Im Juni hätten an der E3 die neuen Spielkonsolen, die Ende dieses Jahres pünktlich zum Weihnachtsgeschäft auf den Markt kommen, vorgestellt werden sollen. Doch mit diesen Präsentationen wird es jetzt nichts und die Hersteller müssen nun andere Wege finden, um ihre neuen Produkte der Welt vorzustellen. Doch wie soll man eine neue Spielkonsole dem interessierten Publikum und der Fachpresse präsentieren, wenn man vor Ort keinen Game-Controller anfassen kann? Darüber zerbrechen sich jetzt viele Hersteller die Köpfe. Einige weichen auf einfache Online-Präsentationen aus, um zumindest über die neusten Hardware-Entwicklungen zu berichten. Doch wie die finalen Produkte, allen voran die physischen Spielkonsolen, ohne Berührung und Probespielen in Zukunft vorgestellt werden sollen, ist unklar.

Viele liebäugeln nun mit der Gamescom in Köln. Der Vorverkauf für die grösste Videospielmesse Europas Ende August läuft und die Veranstalter gehen davon aus, dass sie stattfinden wird. Dies wäre ein geeigneter Ort, um einiges nachzuholen und vor allem die neuen Spielkonsolen einem breiten Publikum vorzustellen. Doch sollte sich die Coronavirus-Lage in den nächsten Wochen nicht verbessern, steht auch diese Veranstaltung auf der Kippe und würde die Branche nochmals hart treffen.

Produktion hinkt hinterher
Es gibt da aber noch ein anderes Problem: Die neue Xbox von Microsoft und die kommende Playstation von Sony werden in China produziert respektive aus Einzelteilen dort zusammengebaut. Auch wenn sich die Lage in China nun in Sachen Coronavirus etwas verbessert hat und die Produktionsstätten langsam wieder anlaufen, hinkt die Hardware-Herstellung einige Monate hinterher.

Sony und Microsoft haben zwar jetzt schon versichert, dass die neuen Konsolen in diesem Jahr auf den Markt kommen werden, doch eine hundertprozentige Garantie gibt es nicht, und schlaflose Nächte in den Chefetagen gehören zum neuen Alltag. Selbst wenn die Produktion wieder auf Hochtouren läuft, steht die Gefahr eines Lieferengpasses im Raum. Wenn die hohe Nachfrage zum Start nicht befriedigt werden kann, wäre das ein weiterer herber Schlag für die Unterhaltungskonzerne und würde Millionenverluste einbringen.

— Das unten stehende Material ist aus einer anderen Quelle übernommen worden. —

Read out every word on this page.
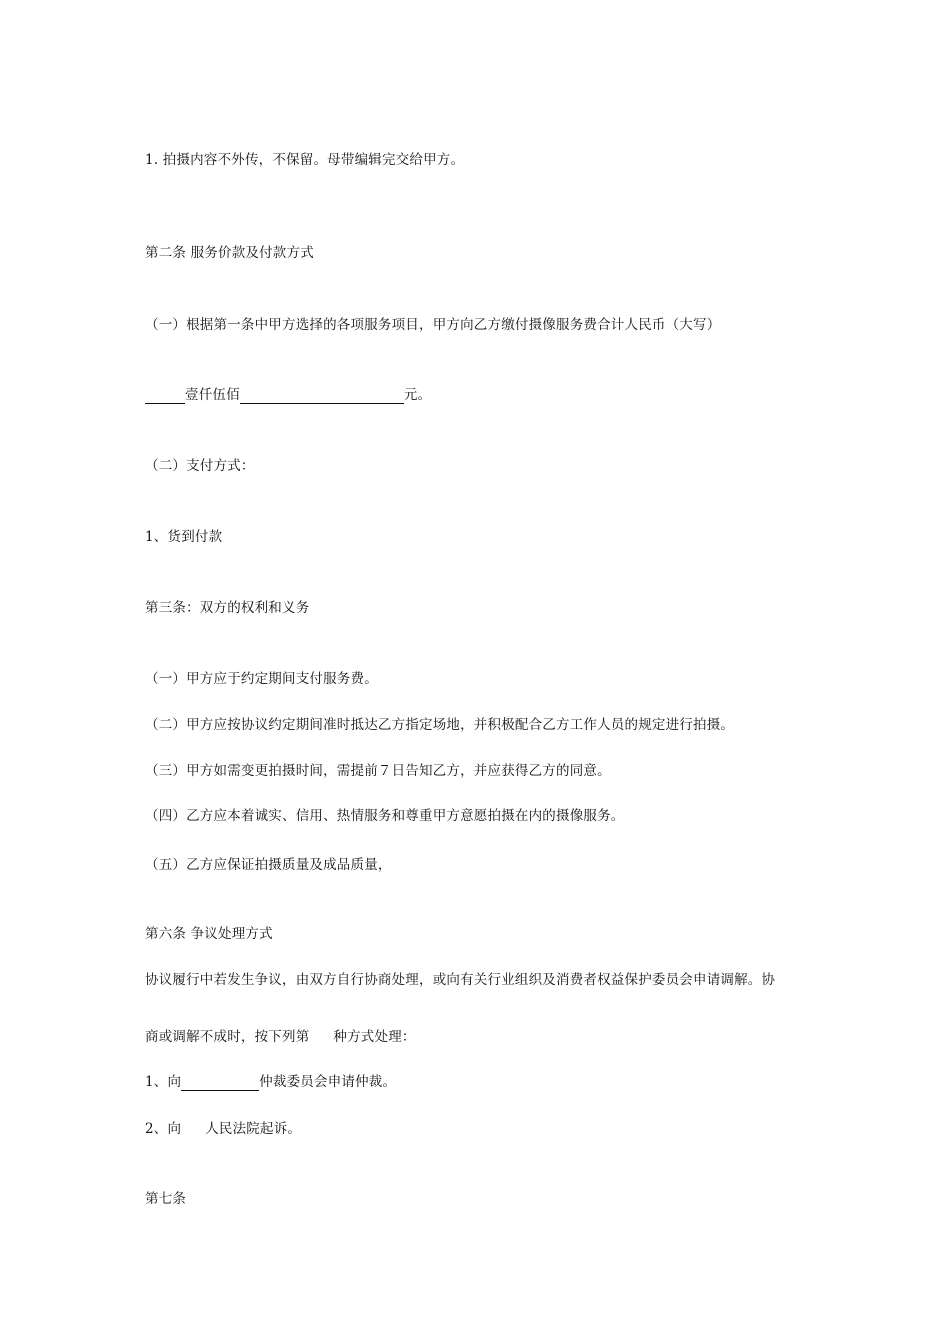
1. 拍摄内容不外传，不保留。母带编辑完交给甲方。
第二条 服务价款及付款方式
（一）根据第一条中甲方选择的各项服务项目，甲方向乙方缴付摄像服务费合计人民币（大写）
壹仟伍佰	元。
（二）支付方式：
1、货到付款
第三条：双方的权利和义务
（一）甲方应于约定期间支付服务费。
（二）甲方应按协议约定期间准时抵达乙方指定场地，并积极配合乙方工作人员的规定进行拍摄。
（三）甲方如需变更拍摄时间，需提前７日告知乙方，并应获得乙方的同意。
（四）乙方应本着诚实、信用、热情服务和尊重甲方意愿拍摄在内的摄像服务。
（五）乙方应保证拍摄质量及成品质量，
第六条 争议处理方式
协议履行中若发生争议，由双方自行协商处理，或向有关行业组织及消费者权益保护委员会申请调解。协
商或调解不成时，按下列第 种方式处理：
1、向	仲裁委员会申请仲裁。
2、向 人民法院起诉。
第七条
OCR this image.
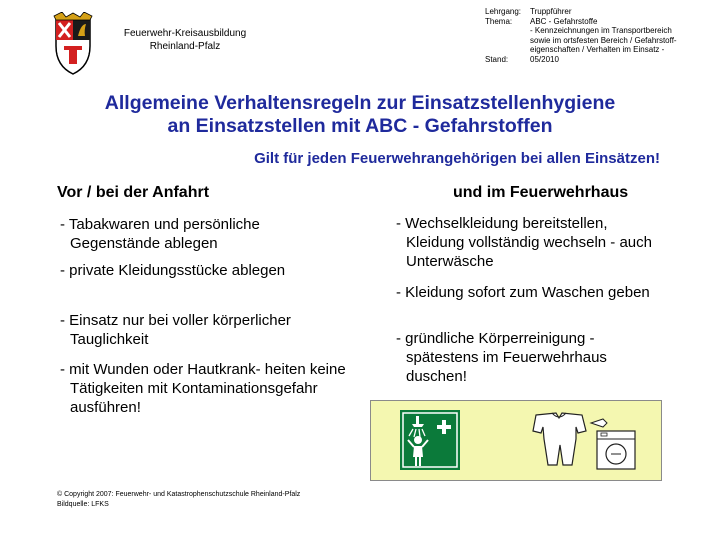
Feuerwehr-Kreisausbildung
Rheinland-Pfalz
Lehrgang:	Truppführer
Thema:	ABC - Gefahrstoffe
- Kennzeichnungen im Transportbereich
sowie im ortsfesten Bereich / Gefahrstoff-
eigenschaften / Verhalten im Einsatz -
Stand:	05/2010
Allgemeine Verhaltensregeln zur Einsatzstellenhygiene
an Einsatzstellen mit ABC - Gefahrstoffen
Gilt für jeden Feuerwehrangehörigen bei allen Einsätzen!
Vor / bei der Anfahrt
- Tabakwaren und persönliche Gegenstände ablegen
- private Kleidungsstücke ablegen
- Einsatz nur bei voller körperlicher Tauglichkeit
- mit Wunden oder Hautkrank- heiten keine Tätigkeiten mit Kontaminationsgefahr ausführen!
und im Feuerwehrhaus
- Wechselkleidung bereitstellen, Kleidung vollständig wechseln - auch Unterwäsche
- Kleidung sofort zum Waschen geben
- gründliche Körperreinigung - spätestens im Feuerwehrhaus duschen!
© Copyright 2007: Feuerwehr- und Katastrophenschutzschule Rheinland-Pfalz
Bildquelle: LFKS
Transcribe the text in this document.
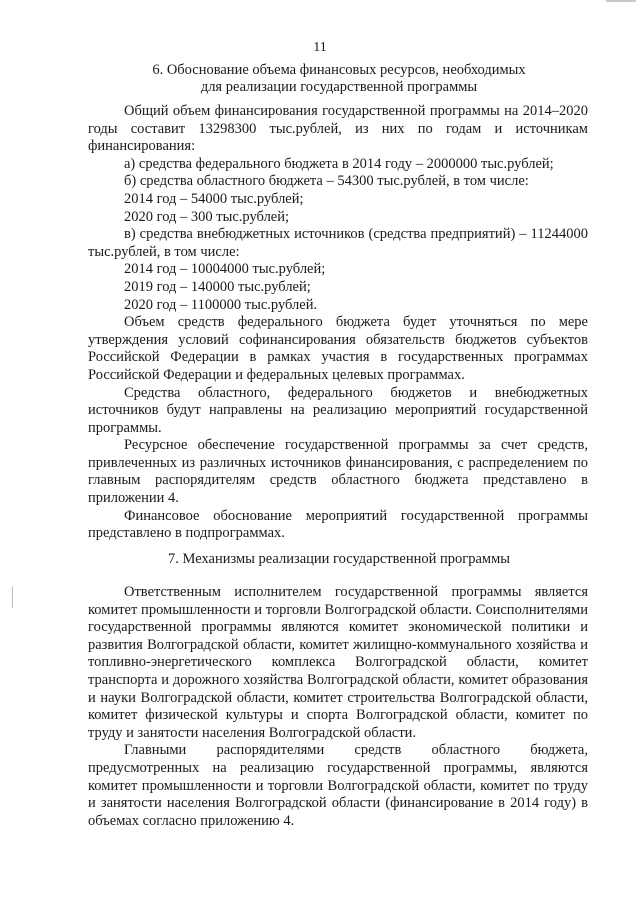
11
6. Обоснование объема финансовых ресурсов, необходимых
для реализации государственной программы

Общий объем финансирования государственной программы на 2014–2020 годы составит 13298300 тыс.рублей, из них по годам и источникам финансирования:

а) средства федерального бюджета в 2014 году – 2000000 тыс.рублей;

б) средства областного бюджета – 54300 тыс.рублей, в том числе:

2014 год – 54000 тыс.рублей;

2020 год – 300 тыс.рублей;

в) средства внебюджетных источников (средства предприятий) – 11244000 тыс.рублей, в том числе:

2014 год – 10004000 тыс.рублей;

2019 год – 140000 тыс.рублей;

2020 год – 1100000 тыс.рублей.

Объем средств федерального бюджета будет уточняться по мере утверждения условий софинансирования обязательств бюджетов субъектов Российской Федерации в рамках участия в государственных программах Российской Федерации и федеральных целевых программах.

Средства областного, федерального бюджетов и внебюджетных источников будут направлены на реализацию мероприятий государственной программы.

Ресурсное обеспечение государственной программы за счет средств, привлеченных из различных источников финансирования, с распределением по главным распорядителям средств областного бюджета представлено в приложении 4.

Финансовое обоснование мероприятий государственной программы представлено в подпрограммах.

7. Механизмы реализации государственной программы

Ответственным исполнителем государственной программы является комитет промышленности и торговли Волгоградской области. Соисполнителями государственной программы являются комитет экономической политики и развития Волгоградской области, комитет жилищно-коммунального хозяйства и топливно-энергетического комплекса Волгоградской области, комитет транспорта и дорожного хозяйства Волгоградской области, комитет образования и науки Волгоградской области, комитет строительства Волгоградской области, комитет физической культуры и спорта Волгоградской области, комитет по труду и занятости населения Волгоградской области.

Главными распорядителями средств областного бюджета, предусмотренных на реализацию государственной программы, являются комитет промышленности и торговли Волгоградской области, комитет по труду и занятости населения Волгоградской области (финансирование в 2014 году) в объемах согласно приложению 4.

Spiele könnten verschoben werden
Noch halten sich viele Spieleentwickler bedeckt, aber genau wie in der Filmbranche wird es zu neuen Veröffentlichungsdaten von Videospielen kommen. Durch die Ausbreitung des Coronavirus in Nordamerika und Europa sind auch viele Entwicklerstudios betroffen, deren Arbeitsalltag ebenfalls auf den Kopf gestellt wird und Homeoffice zur Tagesordnung gehört. Verschiebungen sind auch hier unumgänglich und könnten gross angekündigte Spiele hart treffen.

Der kommende Game-Blockbuster «The Last of Us Part 2» ist beispielsweise noch für Ende Mai vorgesehen. Am 29. Mai soll eines der meist erwarteten Videospiele dieses Jahres für die Playstation 4 erscheinen. Das Entwicklerstudio Naughty Dog hat das Spiel schon öfters verschoben, befindet sich aber nun auf der Zielgeraden. Doch durch das Coronavirus müssen nun auch alle Mitarbeiterinnen und Mitarbeiter arbeitstechnisch umdenken und es könnte erneut eine Verschiebung geben.

Brisant ist zudem die Thematik dieser Videospielreihe: Im Zentrum steht der Ausbruch eines globalen Virus, das die Menschen befällt und einige in aggressive Zeitgenossen verwandelt. Ein Thema also, das trotz übertriebener Dystopie aktueller nicht sein könnte und aus Rücksicht auf die Coronavirus-Opfer eigentlich nochmals zwingend verschoben werden müsste.